La bombe lancée par Tamedia a aussi fait réagir les politiques, qui, à l'unanimité, ont dénoncé une décision inacceptable et dangereuse pour la qualité de l'information. Les Conseils d'Etat vaudois et genevois ont d'ailleurs pris l'initiative d'agir ensemble. «Nous n'avons pas de baguette magique face à un groupe privé mais nous sommes déterminés et nous allons intervenir», a déclaré Charles Beer, président du gouvernement genevois, venu discuter avec les manifestants.

Le Matin survivra
Cette mobilisation massive aura porté ses fruits puisque le 28 mars, des représentants du conseil d'administration et de la direction du leader de l'édition se sont rendus à Lausanne pour rencontrer les rédacteurs en chef romands ainsi qu'une délégation des Conseils d'Etat vaudois et genevois.
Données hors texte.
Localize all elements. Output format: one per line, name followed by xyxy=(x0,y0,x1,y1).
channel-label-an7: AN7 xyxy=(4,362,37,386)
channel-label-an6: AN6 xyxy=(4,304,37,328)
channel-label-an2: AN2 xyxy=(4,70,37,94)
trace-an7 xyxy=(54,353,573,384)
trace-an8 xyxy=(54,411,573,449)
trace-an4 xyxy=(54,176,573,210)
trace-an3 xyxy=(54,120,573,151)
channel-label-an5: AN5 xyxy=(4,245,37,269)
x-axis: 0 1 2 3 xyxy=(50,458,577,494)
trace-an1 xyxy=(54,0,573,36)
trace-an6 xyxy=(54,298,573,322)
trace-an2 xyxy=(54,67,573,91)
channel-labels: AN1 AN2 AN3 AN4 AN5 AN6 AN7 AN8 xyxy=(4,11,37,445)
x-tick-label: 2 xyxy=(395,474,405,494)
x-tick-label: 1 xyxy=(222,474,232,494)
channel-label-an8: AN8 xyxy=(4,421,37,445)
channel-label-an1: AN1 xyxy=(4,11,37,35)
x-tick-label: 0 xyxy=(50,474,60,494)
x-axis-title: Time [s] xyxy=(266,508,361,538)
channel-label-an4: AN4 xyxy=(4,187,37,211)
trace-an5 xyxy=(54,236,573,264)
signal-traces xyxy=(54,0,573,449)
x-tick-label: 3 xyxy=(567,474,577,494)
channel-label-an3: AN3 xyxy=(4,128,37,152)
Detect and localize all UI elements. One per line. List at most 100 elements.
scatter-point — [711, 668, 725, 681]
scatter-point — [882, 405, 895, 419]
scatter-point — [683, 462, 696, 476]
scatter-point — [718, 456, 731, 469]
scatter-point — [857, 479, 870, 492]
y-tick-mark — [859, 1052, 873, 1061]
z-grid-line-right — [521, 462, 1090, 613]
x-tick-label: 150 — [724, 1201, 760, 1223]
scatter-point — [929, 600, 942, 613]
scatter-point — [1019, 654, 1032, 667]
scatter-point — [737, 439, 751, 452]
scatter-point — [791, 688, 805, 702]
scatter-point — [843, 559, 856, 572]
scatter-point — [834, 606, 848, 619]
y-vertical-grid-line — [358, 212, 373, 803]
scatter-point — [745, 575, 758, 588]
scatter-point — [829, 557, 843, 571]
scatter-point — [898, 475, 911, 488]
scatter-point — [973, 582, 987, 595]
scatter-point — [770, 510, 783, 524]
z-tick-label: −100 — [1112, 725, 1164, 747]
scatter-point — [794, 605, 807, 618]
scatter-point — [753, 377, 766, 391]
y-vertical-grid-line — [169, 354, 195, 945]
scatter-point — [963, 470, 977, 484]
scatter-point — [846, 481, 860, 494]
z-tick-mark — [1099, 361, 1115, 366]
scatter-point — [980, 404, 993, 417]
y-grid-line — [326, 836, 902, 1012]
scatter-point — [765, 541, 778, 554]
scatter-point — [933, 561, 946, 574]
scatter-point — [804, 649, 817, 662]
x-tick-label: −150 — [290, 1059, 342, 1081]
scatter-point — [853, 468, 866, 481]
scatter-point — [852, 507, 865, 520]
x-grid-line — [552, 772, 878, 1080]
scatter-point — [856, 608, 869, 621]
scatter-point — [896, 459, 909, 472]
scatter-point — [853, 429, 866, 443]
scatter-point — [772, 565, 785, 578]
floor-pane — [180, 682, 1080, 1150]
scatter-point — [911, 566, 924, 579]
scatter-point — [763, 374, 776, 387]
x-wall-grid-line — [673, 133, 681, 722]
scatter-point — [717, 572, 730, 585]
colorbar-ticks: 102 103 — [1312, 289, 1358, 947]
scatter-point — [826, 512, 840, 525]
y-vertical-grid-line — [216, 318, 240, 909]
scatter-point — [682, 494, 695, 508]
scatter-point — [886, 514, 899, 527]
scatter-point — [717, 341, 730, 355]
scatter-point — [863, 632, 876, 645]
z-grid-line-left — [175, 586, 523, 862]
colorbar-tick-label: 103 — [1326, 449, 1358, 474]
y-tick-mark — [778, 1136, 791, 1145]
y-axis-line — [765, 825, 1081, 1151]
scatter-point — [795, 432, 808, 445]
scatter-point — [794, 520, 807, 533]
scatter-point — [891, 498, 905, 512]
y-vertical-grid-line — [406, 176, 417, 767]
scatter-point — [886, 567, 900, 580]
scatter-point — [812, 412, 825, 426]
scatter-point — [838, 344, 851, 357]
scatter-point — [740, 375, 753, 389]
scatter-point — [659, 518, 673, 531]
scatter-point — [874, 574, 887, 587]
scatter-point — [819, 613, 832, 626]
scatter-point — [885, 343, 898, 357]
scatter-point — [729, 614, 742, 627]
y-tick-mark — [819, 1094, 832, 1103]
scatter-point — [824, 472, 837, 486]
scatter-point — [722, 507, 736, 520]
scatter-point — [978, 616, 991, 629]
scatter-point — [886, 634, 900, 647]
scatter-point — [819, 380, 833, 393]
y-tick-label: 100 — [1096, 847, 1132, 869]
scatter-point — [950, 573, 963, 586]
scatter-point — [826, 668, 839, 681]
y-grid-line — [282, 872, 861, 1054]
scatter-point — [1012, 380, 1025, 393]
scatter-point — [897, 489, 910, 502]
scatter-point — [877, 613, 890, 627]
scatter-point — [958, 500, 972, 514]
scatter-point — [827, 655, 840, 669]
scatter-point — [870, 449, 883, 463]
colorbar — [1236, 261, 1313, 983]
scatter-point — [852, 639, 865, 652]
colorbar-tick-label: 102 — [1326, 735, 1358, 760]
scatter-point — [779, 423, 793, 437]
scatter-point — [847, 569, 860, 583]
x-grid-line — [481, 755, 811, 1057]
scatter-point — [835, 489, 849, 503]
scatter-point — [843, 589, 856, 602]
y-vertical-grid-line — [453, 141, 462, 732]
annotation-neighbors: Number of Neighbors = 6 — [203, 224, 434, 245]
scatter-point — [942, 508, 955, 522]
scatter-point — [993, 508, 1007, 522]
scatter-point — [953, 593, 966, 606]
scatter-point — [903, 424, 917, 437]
Le dialogue a donc été amorcé et se poursuivra dans les semaines à venir. Très peu d'informations ont filtré de ces entretiens, mais Tamedia a profité de cette visite pour s'expliquer dans la presse du week-end. Le groupe y déclare regretter «un ratage» de sa communication ayant entraîné «une grande incompréhension». Se voulant rassurant, il dément l'hypothétique disparition du Matin et assure que tout sera mis en œuvre pour limiter les licenciements. «Il ne s'agit pas de ne rechercher que des économies mais également de trouver de nouvelles sources de revenus», nuance Christoph Tonini, le directeur de Tamedia, dans le Matin. Les rédacteurs en chef ont jusqu'au 26 avril pour soumettre à la direction leurs scénarios. Les mesures définitives seront formulées au courant de l'année 2013. Cela dit, Tamedia reste ferme sur ses objectifs: maintenir, à long terme, un taux de rentabilité de 15%. «Nous devons anticiper l'évolution du marché pour ne pas avoir à prendre des mesures trop sévères et abruptes au dernier moment», a relevé le directeur.
Suite à ces déclarations encore floues sur les intentions de Tamedia, Impressum appelle à la prudence. «Les paroles des dirigeants de Tamedia semblent rassurantes mais nous restons sur le qui-vive et attendons de voir ce qui va se passer ces prochaines semaines, indique Dominique Diserens, secrétaire centrale, qui salue la mobilisation exemplaire en Suisse romande. Des signaux très forts ont été lancés ces deux dernières semaines et les dirigeants de Tamedia ont vu qu'ils devaient tenir compte des enjeux sociaux et de diversité avant d'agir.»